Exercise 7 Develop a data definition for a LoB (list of Balls).
Exercise 8 Develop templates for both data definitions. The template for LoB should refer to the template for Ball. Why?
Switch roles after each function you design so that you both get experience writing functions for lists.
Exercise 9 Design the function off-screen?, which determines whether a ball is off the screen.
Hint Use global constants for the size of the canvas rather than putting constant values directly into your code. We do this because you may need to use the canvas size values more than once.
Exercise 10 Design the function move-ball that consumes a Ball and creates a new one that has been moved according to its velocity. The new ball’s velocity is the same as the one used as input.
Domain knowledge If you do not recall what it means for an object to be located at (x,y) and to move by a velocity of (dx,dy), ask your TA.
Exercise 11 Design the function gravity that consumes a ball and creates a new one whose y velocity has been increased by gravitational acceleration.
Exercise 12 Design the function draw-lob that draws a list of balls on to an empty canvas.
Hint If you are using overlay instead of place-image then be sure to have a transparent background, by passing the "transparent" color into the empty-scene function. It can also be useful to first design the draw-ball function.
Exercise 13 Design the function on-screen-balls that filters out all that balls that are off of the screen from a list of balls.
Exercise 14 Design the function move-all that moves every ball in a list of balls according to its velocity.
Exercise 15 Design the function apply-gravity that applies the gravity function to every ball in a list of balls.
You can now comment out the on-mouse clause with #; to run the program.

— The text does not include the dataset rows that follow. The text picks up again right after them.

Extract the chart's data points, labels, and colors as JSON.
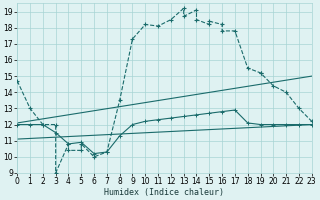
{
  "xlabel": "Humidex (Indice chaleur)",
  "bg_color": "#dff2f2",
  "grid_color": "#a8d4d4",
  "line_color": "#1a6b6b",
  "xlim": [
    0,
    23
  ],
  "ylim": [
    9,
    19.5
  ],
  "yticks": [
    9,
    10,
    11,
    12,
    13,
    14,
    15,
    16,
    17,
    18,
    19
  ],
  "xticks": [
    0,
    1,
    2,
    3,
    4,
    5,
    6,
    7,
    8,
    9,
    10,
    11,
    12,
    13,
    14,
    15,
    16,
    17,
    18,
    19,
    20,
    21,
    22,
    23
  ],
  "curve1_x": [
    0,
    1,
    2,
    3,
    3,
    4,
    4,
    5,
    5,
    6,
    7,
    8,
    9,
    10,
    11,
    12,
    13,
    13,
    14,
    14,
    15,
    15,
    16,
    16,
    17,
    18,
    19,
    19,
    20,
    21,
    22,
    23
  ],
  "curve1_y": [
    14.7,
    13.0,
    12.0,
    12.0,
    9.0,
    10.8,
    10.4,
    10.4,
    10.8,
    10.0,
    10.3,
    13.5,
    17.3,
    18.2,
    18.1,
    18.5,
    19.2,
    18.7,
    19.1,
    18.5,
    18.2,
    18.4,
    18.2,
    17.8,
    17.8,
    15.5,
    15.2,
    15.2,
    14.4,
    14.0,
    13.0,
    12.2
  ],
  "curve2_x": [
    0,
    1,
    2,
    3,
    4,
    5,
    6,
    7,
    8,
    9,
    10,
    11,
    12,
    13,
    14,
    15,
    16,
    17,
    18,
    19,
    20,
    21,
    22,
    23
  ],
  "curve2_y": [
    12.0,
    12.0,
    12.0,
    11.5,
    10.8,
    10.9,
    10.2,
    10.3,
    11.3,
    12.0,
    12.2,
    12.3,
    12.4,
    12.5,
    12.6,
    12.7,
    12.8,
    12.9,
    12.1,
    12.0,
    12.0,
    12.0,
    12.0,
    12.0
  ],
  "line1_x": [
    0,
    23
  ],
  "line1_y": [
    12.1,
    15.0
  ],
  "line2_x": [
    0,
    23
  ],
  "line2_y": [
    11.1,
    12.0
  ]
}
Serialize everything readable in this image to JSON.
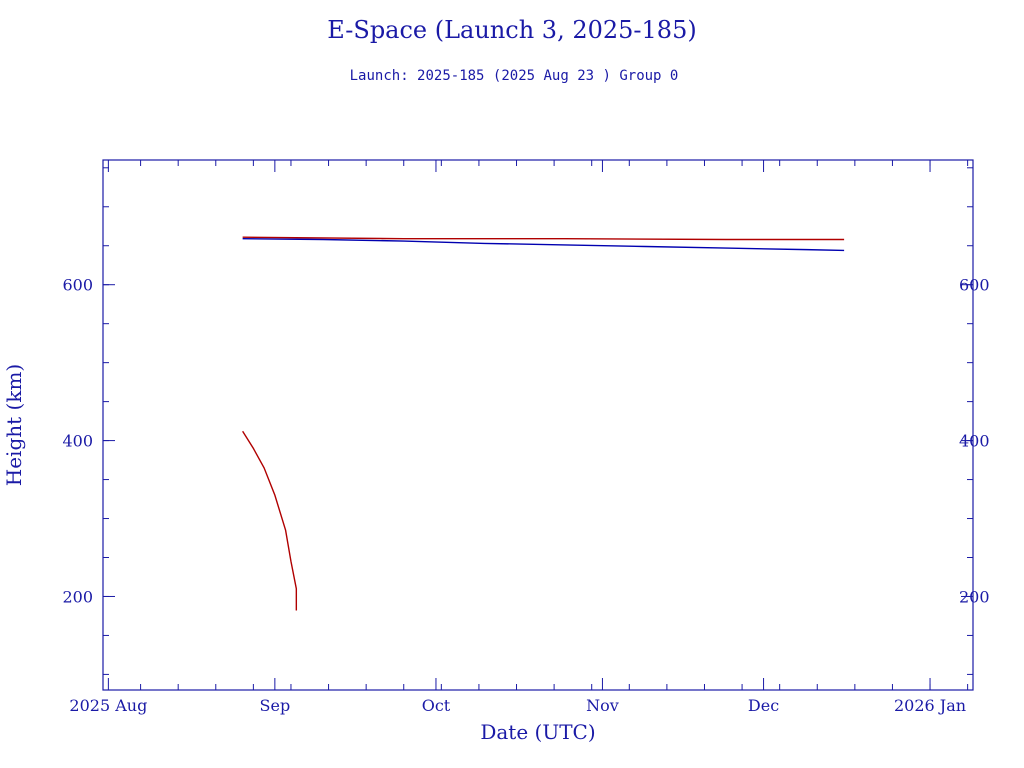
{
  "page": {
    "title": "E-Space (Launch 3, 2025-185)",
    "subtitle": "Launch: 2025-185  (2025 Aug 23 )  Group 0"
  },
  "colors": {
    "axis": "#1a1aa6",
    "series_blue": "#0000b0",
    "series_red": "#b00000"
  },
  "chart_data": {
    "type": "line",
    "title": "E-Space (Launch 3, 2025-185)",
    "subtitle": "Launch: 2025-185  (2025 Aug 23 )  Group 0",
    "xlabel": "Date (UTC)",
    "ylabel": "Height (km)",
    "x_type": "date",
    "xlim": [
      "2025-07-31",
      "2026-01-09"
    ],
    "ylim": [
      80,
      760
    ],
    "x_ticks": [
      {
        "date": "2025-08-01",
        "label": "2025 Aug"
      },
      {
        "date": "2025-09-01",
        "label": "Sep"
      },
      {
        "date": "2025-10-01",
        "label": "Oct"
      },
      {
        "date": "2025-11-01",
        "label": "Nov"
      },
      {
        "date": "2025-12-01",
        "label": "Dec"
      },
      {
        "date": "2026-01-01",
        "label": "2026 Jan"
      }
    ],
    "y_ticks": [
      {
        "value": 200,
        "label": "200"
      },
      {
        "value": 400,
        "label": "400"
      },
      {
        "value": 600,
        "label": "600"
      }
    ],
    "grid": false,
    "series": [
      {
        "color": "#0000b0",
        "points": [
          [
            "2025-08-26",
            659
          ],
          [
            "2025-09-10",
            658
          ],
          [
            "2025-09-25",
            656
          ],
          [
            "2025-10-10",
            653
          ],
          [
            "2025-10-25",
            651
          ],
          [
            "2025-11-09",
            649
          ],
          [
            "2025-11-24",
            647
          ],
          [
            "2025-12-09",
            645
          ],
          [
            "2025-12-16",
            644
          ]
        ]
      },
      {
        "color": "#b00000",
        "points": [
          [
            "2025-08-26",
            661
          ],
          [
            "2025-09-10",
            660
          ],
          [
            "2025-09-25",
            659
          ],
          [
            "2025-10-25",
            659
          ],
          [
            "2025-11-24",
            658
          ],
          [
            "2025-12-16",
            658
          ]
        ]
      },
      {
        "color": "#b00000",
        "points": [
          [
            "2025-08-26",
            412
          ],
          [
            "2025-08-28",
            390
          ],
          [
            "2025-08-30",
            365
          ],
          [
            "2025-09-01",
            330
          ],
          [
            "2025-09-03",
            285
          ],
          [
            "2025-09-04",
            245
          ],
          [
            "2025-09-05",
            210
          ],
          [
            "2025-09-05",
            182
          ]
        ]
      }
    ]
  }
}
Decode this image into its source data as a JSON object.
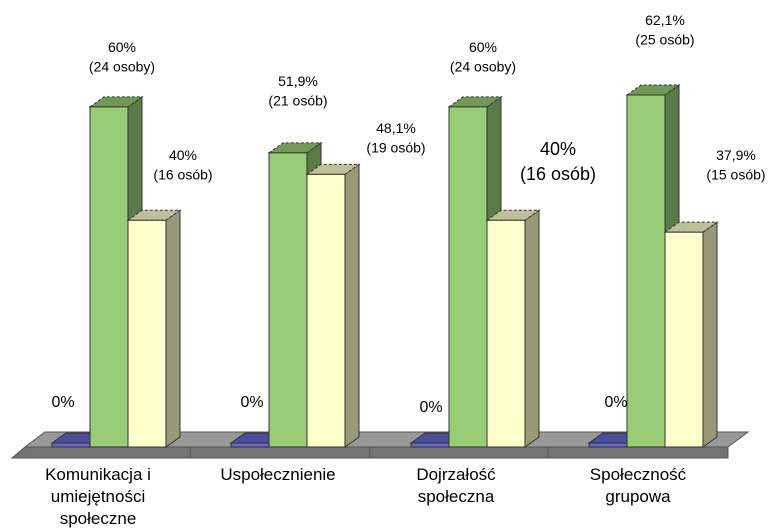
{
  "chart_data": {
    "type": "bar",
    "style": "3d-clustered-column",
    "categories": [
      [
        "Komunikacja i",
        "umiejętności",
        "społeczne"
      ],
      [
        "Uspołecznienie"
      ],
      [
        "Dojrzałość",
        "społeczna"
      ],
      [
        "Społeczność",
        "grupowa"
      ]
    ],
    "series": [
      {
        "color": "#6666cc",
        "values": [
          0,
          0,
          0,
          0
        ],
        "labels": [
          [
            "0%"
          ],
          [
            "0%"
          ],
          [
            "0%"
          ],
          [
            "0%"
          ]
        ]
      },
      {
        "color": "#99cc77",
        "values": [
          60,
          51.9,
          60,
          62.1
        ],
        "labels": [
          [
            "60%",
            "(24 osoby)"
          ],
          [
            "51,9%",
            "(21 osób)"
          ],
          [
            "60%",
            "(24 osoby)"
          ],
          [
            "62,1%",
            "(25 osób)"
          ]
        ]
      },
      {
        "color": "#ffffcc",
        "values": [
          40,
          48.1,
          40,
          37.9
        ],
        "labels": [
          [
            "40%",
            "(16 osób)"
          ],
          [
            "48,1%",
            "(19 osób)"
          ],
          [
            "40%",
            "(16 osób)"
          ],
          [
            "37,9%",
            "(15 osób)"
          ]
        ]
      }
    ],
    "floor_color": "#999999",
    "grid": false,
    "legend": "none",
    "ylim": [
      0,
      62.1
    ]
  }
}
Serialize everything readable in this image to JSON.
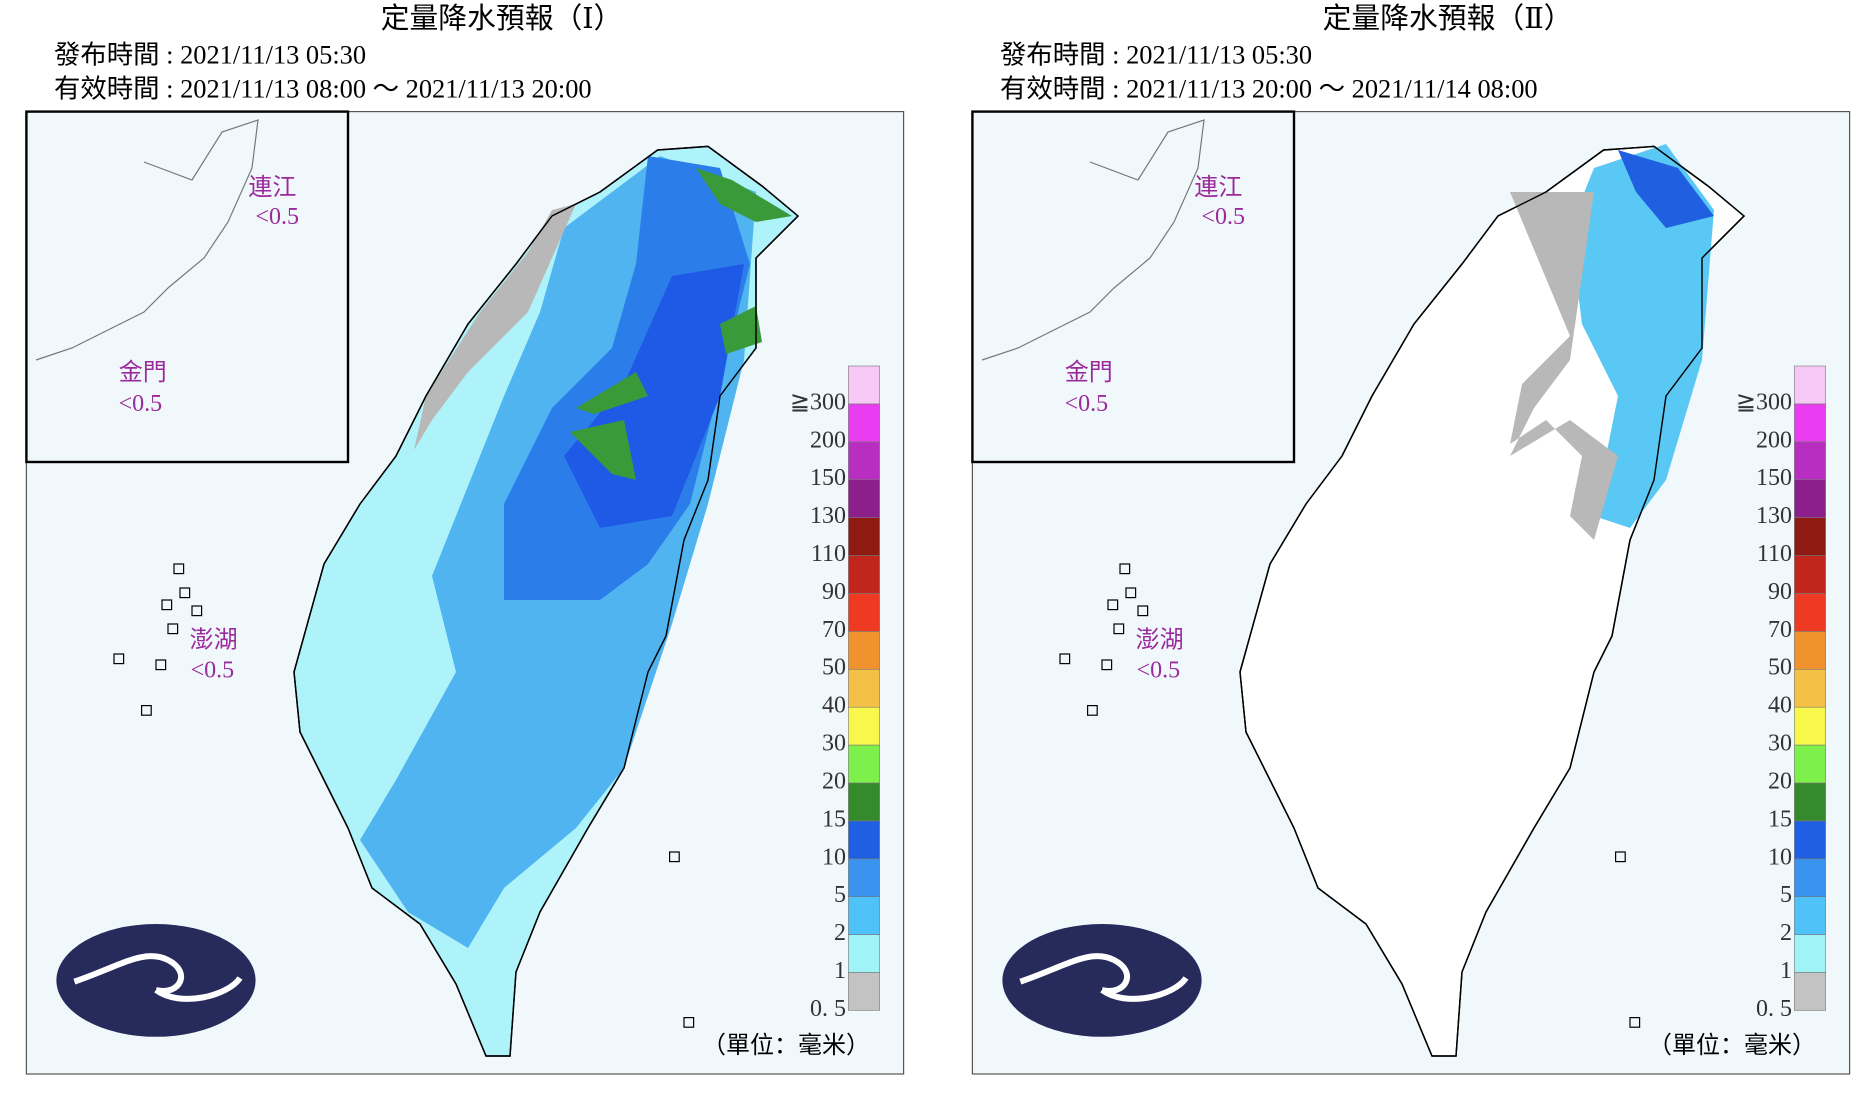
{
  "panels": [
    {
      "title": "定量降水預報（Ⅰ）",
      "issued": "發布時間 : 2021/11/13 05:30",
      "valid": "有效時間 : 2021/11/13 08:00 ～ 2021/11/13 20:00",
      "islands": [
        {
          "name": "連江",
          "value": "<0.5"
        },
        {
          "name": "金門",
          "value": "<0.5"
        },
        {
          "name": "澎湖",
          "value": "<0.5"
        }
      ]
    },
    {
      "title": "定量降水預報（Ⅱ）",
      "issued": "發布時間 : 2021/11/13 05:30",
      "valid": "有效時間 : 2021/11/13 20:00 ～ 2021/11/14 08:00",
      "islands": [
        {
          "name": "連江",
          "value": "<0.5"
        },
        {
          "name": "金門",
          "value": "<0.5"
        },
        {
          "name": "澎湖",
          "value": "<0.5"
        }
      ]
    }
  ],
  "legend": {
    "labels": [
      "0. 5",
      "1",
      "2",
      "5",
      "10",
      "15",
      "20",
      "30",
      "40",
      "50",
      "70",
      "90",
      "110",
      "130",
      "150",
      "200",
      "≧300"
    ],
    "colors": [
      "#c3c3c3",
      "#a0f4f8",
      "#4fc3f7",
      "#3a93ee",
      "#1e5fe3",
      "#358a2c",
      "#7ef04c",
      "#f8f84c",
      "#f5c046",
      "#f0922e",
      "#ee3a22",
      "#c0261c",
      "#8e1a12",
      "#8c1f8c",
      "#b82ec0",
      "#ea3cf0",
      "#f5c8f5"
    ]
  },
  "unit": "（單位：毫米）"
}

Exercise 16 Design the function new-ball that adds a ball wherever the user clicks the mouse. The new ball will have a random velocity. You will give this function to on-mouse
Hint Use the function random.
If you finish early, try adding a color to your Ball structure. Change the drawing function to draw each ball with the correct color. Change the new-ball function to create a new ball of a random color.